Die Geschichte ist voll von Musterbeispielen scheinbar uneinnehmbarer Königreiche, die sich auf dem Höhepunkt in schier tragische Verfallsgeschichten verwandelten, ohne dass sie jemand stoppen konnte und die Herrscher dem Größenwahn geweiht waren. Wieso schafften es Portugal und Spanien nicht, ihre Vormacht zu verteidigen, wieso blühte Hollands Imperium nur im 17. Jahrhundert, wieso war das 18. das französische, das 19. das britische und das 20. das amerikanische Jahrhundert?

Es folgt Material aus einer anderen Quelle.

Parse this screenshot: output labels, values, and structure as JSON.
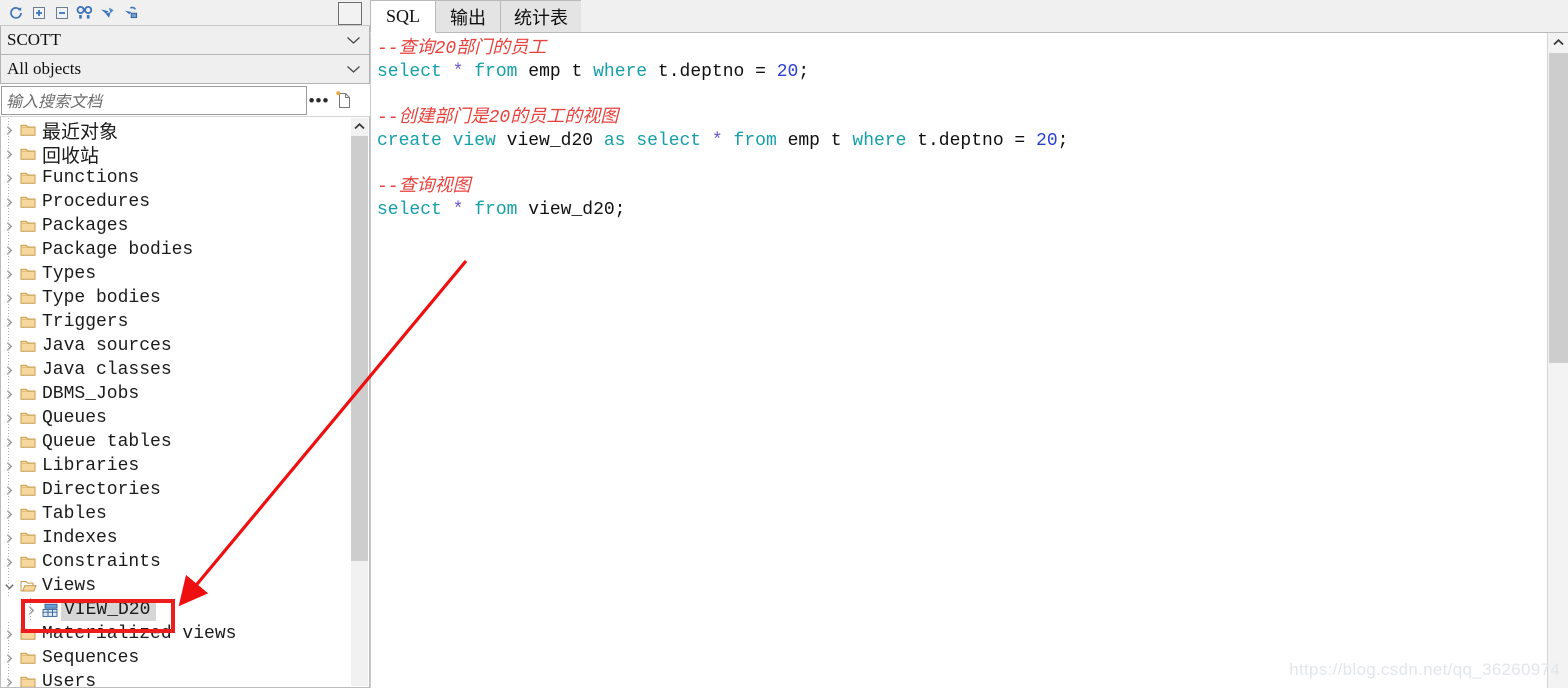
{
  "sidebar": {
    "toolbar": {
      "buttons": [
        {
          "name": "refresh-icon",
          "title": "Refresh"
        },
        {
          "name": "expand-all-icon",
          "title": "Expand"
        },
        {
          "name": "collapse-all-icon",
          "title": "Collapse"
        },
        {
          "name": "find-icon",
          "title": "Find"
        },
        {
          "name": "filter-icon",
          "title": "Filter"
        },
        {
          "name": "lock-icon",
          "title": "Lock"
        }
      ],
      "square_button_label": ""
    },
    "schema_select": {
      "value": "SCOTT",
      "chevron": "chevron-down-icon"
    },
    "filter_select": {
      "value": "All objects",
      "chevron": "chevron-down-icon"
    },
    "search": {
      "value": "",
      "placeholder": "输入搜索文档",
      "more_label": "•••",
      "new_doc_icon": "new-document-icon"
    },
    "tree": [
      {
        "label": "最近对象",
        "cjk": true,
        "icon": "folder-icon",
        "expanded": false,
        "child": false,
        "selected": false
      },
      {
        "label": "回收站",
        "cjk": true,
        "icon": "folder-icon",
        "expanded": false,
        "child": false,
        "selected": false
      },
      {
        "label": "Functions",
        "cjk": false,
        "icon": "folder-icon",
        "expanded": false,
        "child": false,
        "selected": false
      },
      {
        "label": "Procedures",
        "cjk": false,
        "icon": "folder-icon",
        "expanded": false,
        "child": false,
        "selected": false
      },
      {
        "label": "Packages",
        "cjk": false,
        "icon": "folder-icon",
        "expanded": false,
        "child": false,
        "selected": false
      },
      {
        "label": "Package bodies",
        "cjk": false,
        "icon": "folder-icon",
        "expanded": false,
        "child": false,
        "selected": false
      },
      {
        "label": "Types",
        "cjk": false,
        "icon": "folder-icon",
        "expanded": false,
        "child": false,
        "selected": false
      },
      {
        "label": "Type bodies",
        "cjk": false,
        "icon": "folder-icon",
        "expanded": false,
        "child": false,
        "selected": false
      },
      {
        "label": "Triggers",
        "cjk": false,
        "icon": "folder-icon",
        "expanded": false,
        "child": false,
        "selected": false
      },
      {
        "label": "Java sources",
        "cjk": false,
        "icon": "folder-icon",
        "expanded": false,
        "child": false,
        "selected": false
      },
      {
        "label": "Java classes",
        "cjk": false,
        "icon": "folder-icon",
        "expanded": false,
        "child": false,
        "selected": false
      },
      {
        "label": "DBMS_Jobs",
        "cjk": false,
        "icon": "folder-icon",
        "expanded": false,
        "child": false,
        "selected": false
      },
      {
        "label": "Queues",
        "cjk": false,
        "icon": "folder-icon",
        "expanded": false,
        "child": false,
        "selected": false
      },
      {
        "label": "Queue tables",
        "cjk": false,
        "icon": "folder-icon",
        "expanded": false,
        "child": false,
        "selected": false
      },
      {
        "label": "Libraries",
        "cjk": false,
        "icon": "folder-icon",
        "expanded": false,
        "child": false,
        "selected": false
      },
      {
        "label": "Directories",
        "cjk": false,
        "icon": "folder-icon",
        "expanded": false,
        "child": false,
        "selected": false
      },
      {
        "label": "Tables",
        "cjk": false,
        "icon": "folder-icon",
        "expanded": false,
        "child": false,
        "selected": false
      },
      {
        "label": "Indexes",
        "cjk": false,
        "icon": "folder-icon",
        "expanded": false,
        "child": false,
        "selected": false
      },
      {
        "label": "Constraints",
        "cjk": false,
        "icon": "folder-icon",
        "expanded": false,
        "child": false,
        "selected": false
      },
      {
        "label": "Views",
        "cjk": false,
        "icon": "folder-open-icon",
        "expanded": true,
        "child": false,
        "selected": false
      },
      {
        "label": "VIEW_D20",
        "cjk": false,
        "icon": "view-table-icon",
        "expanded": false,
        "child": true,
        "selected": true
      },
      {
        "label": "Materialized views",
        "cjk": false,
        "icon": "folder-icon",
        "expanded": false,
        "child": false,
        "selected": false
      },
      {
        "label": "Sequences",
        "cjk": false,
        "icon": "folder-icon",
        "expanded": false,
        "child": false,
        "selected": false
      },
      {
        "label": "Users",
        "cjk": false,
        "icon": "folder-icon",
        "expanded": false,
        "child": false,
        "selected": false
      }
    ],
    "scrollbar": {
      "up_icon": "chevron-up-icon"
    }
  },
  "editor": {
    "tabs": [
      {
        "label": "SQL",
        "active": true
      },
      {
        "label": "输出",
        "active": false
      },
      {
        "label": "统计表",
        "active": false
      }
    ],
    "lines": [
      [
        {
          "t": "--查询20部门的员工",
          "c": "cmt"
        }
      ],
      [
        {
          "t": "select",
          "c": "kw"
        },
        {
          "t": " ",
          "c": "punc"
        },
        {
          "t": "*",
          "c": "star"
        },
        {
          "t": " ",
          "c": "punc"
        },
        {
          "t": "from",
          "c": "kw"
        },
        {
          "t": " emp t ",
          "c": "id"
        },
        {
          "t": "where",
          "c": "kw"
        },
        {
          "t": " t.deptno = ",
          "c": "id"
        },
        {
          "t": "20",
          "c": "num"
        },
        {
          "t": ";",
          "c": "punc"
        }
      ],
      [],
      [
        {
          "t": "--创建部门是20的员工的视图",
          "c": "cmt"
        }
      ],
      [
        {
          "t": "create",
          "c": "kw"
        },
        {
          "t": " ",
          "c": "punc"
        },
        {
          "t": "view",
          "c": "kw"
        },
        {
          "t": " view_d20 ",
          "c": "id"
        },
        {
          "t": "as",
          "c": "kw"
        },
        {
          "t": " ",
          "c": "punc"
        },
        {
          "t": "select",
          "c": "kw"
        },
        {
          "t": " ",
          "c": "punc"
        },
        {
          "t": "*",
          "c": "star"
        },
        {
          "t": " ",
          "c": "punc"
        },
        {
          "t": "from",
          "c": "kw"
        },
        {
          "t": " emp t ",
          "c": "id"
        },
        {
          "t": "where",
          "c": "kw"
        },
        {
          "t": " t.deptno = ",
          "c": "id"
        },
        {
          "t": "20",
          "c": "num"
        },
        {
          "t": ";",
          "c": "punc"
        }
      ],
      [],
      [
        {
          "t": "--查询视图",
          "c": "cmt"
        }
      ],
      [
        {
          "t": "select",
          "c": "kw"
        },
        {
          "t": " ",
          "c": "punc"
        },
        {
          "t": "*",
          "c": "star"
        },
        {
          "t": " ",
          "c": "punc"
        },
        {
          "t": "from",
          "c": "kw"
        },
        {
          "t": " view_d20;",
          "c": "id"
        }
      ]
    ],
    "scrollbar": {
      "up_icon": "chevron-up-icon"
    }
  },
  "annotation": {
    "highlight_color": "#ee1c1c",
    "arrow_color": "#ee1010",
    "target_label": "VIEW_D20"
  },
  "watermark": {
    "text": "https://blog.csdn.net/qq_36260974"
  }
}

Und warum scheinen die USA trotz aller militärischer und ökonomischer Überlegenheit ihre Vormacht nun in diesem Jahrhundert scheinbar unvermeidlich an China zu verlieren, obwohl Washington das Aufkommen des asiatischen Riesenreichs seit Jahrzehnten in haarkleinsten Planspielen ebenso hatte kommen sehen wie die Grenzen der eigenen Größe? Wieso gibt es nichts und niemanden, der diese Prozesse stoppen kann, obwohl sie auf der Hand liegen und von jedem Oberstufenschüler skizziert werden könnten?